2. Walking Waypoints: NPC's that move around don't cause lag. Walking waypoints can cross as many tiles, edges, corners as you want, they don't 'load' so they don't cause lag.

3. Placeable Sounds and Animations: These ARE placables and use the same rules as any other. If you have them overlap or cross tiles your forcing the engine to create 2 or more, depending on how many intersecting lines you have. I will often place more than one of these effects for 'effect' but never in areas where lag is going to cause death.
BUILDING TIPS #1 Sound

4. Area Size: Variety! It is much more interesting as a player to enter into areas of different sizes, shapes, etc. Best to keep map size 16 x 16 or less.

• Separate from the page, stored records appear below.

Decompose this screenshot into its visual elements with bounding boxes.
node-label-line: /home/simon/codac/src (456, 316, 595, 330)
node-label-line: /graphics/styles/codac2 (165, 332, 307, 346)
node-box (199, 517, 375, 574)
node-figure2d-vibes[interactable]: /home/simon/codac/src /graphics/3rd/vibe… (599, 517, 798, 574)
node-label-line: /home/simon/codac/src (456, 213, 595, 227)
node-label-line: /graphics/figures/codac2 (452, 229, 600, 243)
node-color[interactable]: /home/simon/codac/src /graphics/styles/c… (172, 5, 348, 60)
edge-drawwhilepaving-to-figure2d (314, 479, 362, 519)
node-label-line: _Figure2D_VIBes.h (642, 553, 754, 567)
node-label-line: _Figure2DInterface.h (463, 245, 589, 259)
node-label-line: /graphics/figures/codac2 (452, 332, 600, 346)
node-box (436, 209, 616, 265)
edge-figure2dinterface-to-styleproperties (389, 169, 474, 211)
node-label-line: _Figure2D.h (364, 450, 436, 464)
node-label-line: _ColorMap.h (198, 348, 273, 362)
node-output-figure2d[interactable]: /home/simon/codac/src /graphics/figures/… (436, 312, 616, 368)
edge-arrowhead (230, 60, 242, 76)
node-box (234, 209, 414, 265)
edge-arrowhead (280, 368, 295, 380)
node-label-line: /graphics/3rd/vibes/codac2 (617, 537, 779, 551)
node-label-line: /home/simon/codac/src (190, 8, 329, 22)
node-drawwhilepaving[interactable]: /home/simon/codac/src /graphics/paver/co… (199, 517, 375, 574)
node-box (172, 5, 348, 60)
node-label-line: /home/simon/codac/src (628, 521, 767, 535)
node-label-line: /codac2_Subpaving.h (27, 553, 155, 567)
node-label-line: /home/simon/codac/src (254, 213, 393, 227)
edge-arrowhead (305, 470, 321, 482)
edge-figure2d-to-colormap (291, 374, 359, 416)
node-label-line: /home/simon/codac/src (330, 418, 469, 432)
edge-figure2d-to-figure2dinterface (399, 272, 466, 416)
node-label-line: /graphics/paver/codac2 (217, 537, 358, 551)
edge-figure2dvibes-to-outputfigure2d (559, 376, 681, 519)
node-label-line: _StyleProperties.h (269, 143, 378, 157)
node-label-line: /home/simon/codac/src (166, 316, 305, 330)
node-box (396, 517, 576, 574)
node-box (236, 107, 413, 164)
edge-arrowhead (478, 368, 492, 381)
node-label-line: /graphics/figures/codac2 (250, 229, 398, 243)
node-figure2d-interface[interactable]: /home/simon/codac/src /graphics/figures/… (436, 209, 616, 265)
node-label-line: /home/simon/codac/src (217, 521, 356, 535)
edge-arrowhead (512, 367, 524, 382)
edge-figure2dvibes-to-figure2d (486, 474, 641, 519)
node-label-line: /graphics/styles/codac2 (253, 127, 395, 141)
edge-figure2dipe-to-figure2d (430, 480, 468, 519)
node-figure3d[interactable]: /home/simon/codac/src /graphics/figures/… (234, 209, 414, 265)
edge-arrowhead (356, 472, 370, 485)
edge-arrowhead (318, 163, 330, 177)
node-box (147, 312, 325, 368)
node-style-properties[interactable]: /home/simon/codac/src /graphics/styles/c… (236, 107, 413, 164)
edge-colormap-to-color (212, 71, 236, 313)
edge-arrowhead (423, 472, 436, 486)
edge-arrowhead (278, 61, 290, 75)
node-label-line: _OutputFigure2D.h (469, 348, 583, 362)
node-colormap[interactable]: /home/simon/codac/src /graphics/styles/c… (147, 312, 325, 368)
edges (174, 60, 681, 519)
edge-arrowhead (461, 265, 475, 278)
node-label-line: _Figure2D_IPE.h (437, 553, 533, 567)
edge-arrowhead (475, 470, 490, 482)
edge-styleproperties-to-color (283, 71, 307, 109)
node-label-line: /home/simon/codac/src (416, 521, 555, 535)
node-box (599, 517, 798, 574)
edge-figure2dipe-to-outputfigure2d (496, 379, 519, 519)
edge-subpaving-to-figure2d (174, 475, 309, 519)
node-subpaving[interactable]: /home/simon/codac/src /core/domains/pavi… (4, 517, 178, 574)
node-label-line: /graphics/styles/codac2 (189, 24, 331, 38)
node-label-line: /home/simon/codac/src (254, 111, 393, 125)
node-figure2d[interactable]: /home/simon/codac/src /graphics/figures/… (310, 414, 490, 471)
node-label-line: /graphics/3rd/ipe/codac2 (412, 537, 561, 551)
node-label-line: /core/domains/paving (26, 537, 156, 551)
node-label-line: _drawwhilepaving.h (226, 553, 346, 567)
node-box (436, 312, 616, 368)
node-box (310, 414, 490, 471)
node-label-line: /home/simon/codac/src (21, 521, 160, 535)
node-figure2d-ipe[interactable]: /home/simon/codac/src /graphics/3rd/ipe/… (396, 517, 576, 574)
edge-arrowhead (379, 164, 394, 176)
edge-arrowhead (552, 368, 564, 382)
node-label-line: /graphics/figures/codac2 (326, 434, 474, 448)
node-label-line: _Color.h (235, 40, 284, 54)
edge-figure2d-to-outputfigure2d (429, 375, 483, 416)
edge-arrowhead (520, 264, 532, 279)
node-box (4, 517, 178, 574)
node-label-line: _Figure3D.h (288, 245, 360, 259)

5. Realism in Geography. A water fall shouldn't drop off a ledge to land in a small pool of water. It should drop into a lake or a river, or something of that nature. Water flows downward, so once you have a map with an idea of mountains, elevations, etc., you'll have a better idea of which direction water should flow.

Areas should transition with some sense of realism as well. A desert giving way gradually to a rural area makes more sense than a desert changing instantly to a jungle.

6. Roads: Roads should be restricted to civilized and/or trade areas. A road in a jungle inhabited by only lizardmen with no history of settled civilization doesn't make much sense.

7. Transitions: Transition should be "framed," meaning that trees, cliffs, or other barriers that bar passage off the edge of an area everywhere there is not an area transition. Draw them large enough to be seen easily. Nothing more frustrating than tiny transitions. Transitions over uneven surfaces are tricky and larger helps with this.

8. Tags: I strongly suggest naming all doors and triggers with a name that is logical. For instance:

Finding the door that matches foamingmugexterior1a when you look on the interior map and see foamingmuginterior1a is a lot easier than door1 and doorupstairs... on the map you have for your interiors. Use some logical way to ID these doors and triggers that make it very easy for the next guy to look at and figure out. Shorthand is fine as long as it's VERY easy to figure out. When in doubt, type it out!

9. Adding Seating: I love benches with more than one seat and use invisible seating often when building but one thing that makes my face screw up like a prune is to walk along as a pc and find a bench with "invisible seats"! Remember to change the invisible seat name to something logical like bench, chair, etc.

10. Export and Save: After having lost my hard drive and ALL my work recently, I can't stress enough how important it is to save your work somewhere else than your main hard drive.

I actually cried my eyes out when my new hard drive failed and I lost a large project and had to start over again from a very early save I had. Get in the habit of saving, exporting and keeping your work somewhere you can get to in case you have major computer failures. I've started saving all my work on my personal Gmail account being they don't limit your file size. Don't be stupid like I was! SAVE your work somewhere!

11- work as a team with definite leadership.

11a. When building your area, keep notepad or wordpad open and as you add a new resref, script, other changes, etc. note it right then and there. Once it's time to export your map, you can copy and paste those notes right into the export comments.

12. By toggling the “Static” box or check marking it, your placeable becomes part of the tile where it is located and no longer interacts in the module in any way. Scripts assigned to a static placeable object will not run. It is strongly recommended to have all placeable objects that were placed in an area only for an aesthetic purpose to be made “static” to limit the usage of your engine memory.

Plot locking an object is that it makes it indestructible such as if someone casts a fireball your bench doesn't disappear. Also it automatically sets something to a 0 buy/sell. It's very useful on those placeables that are used or have inventory to keep them from being destroyed.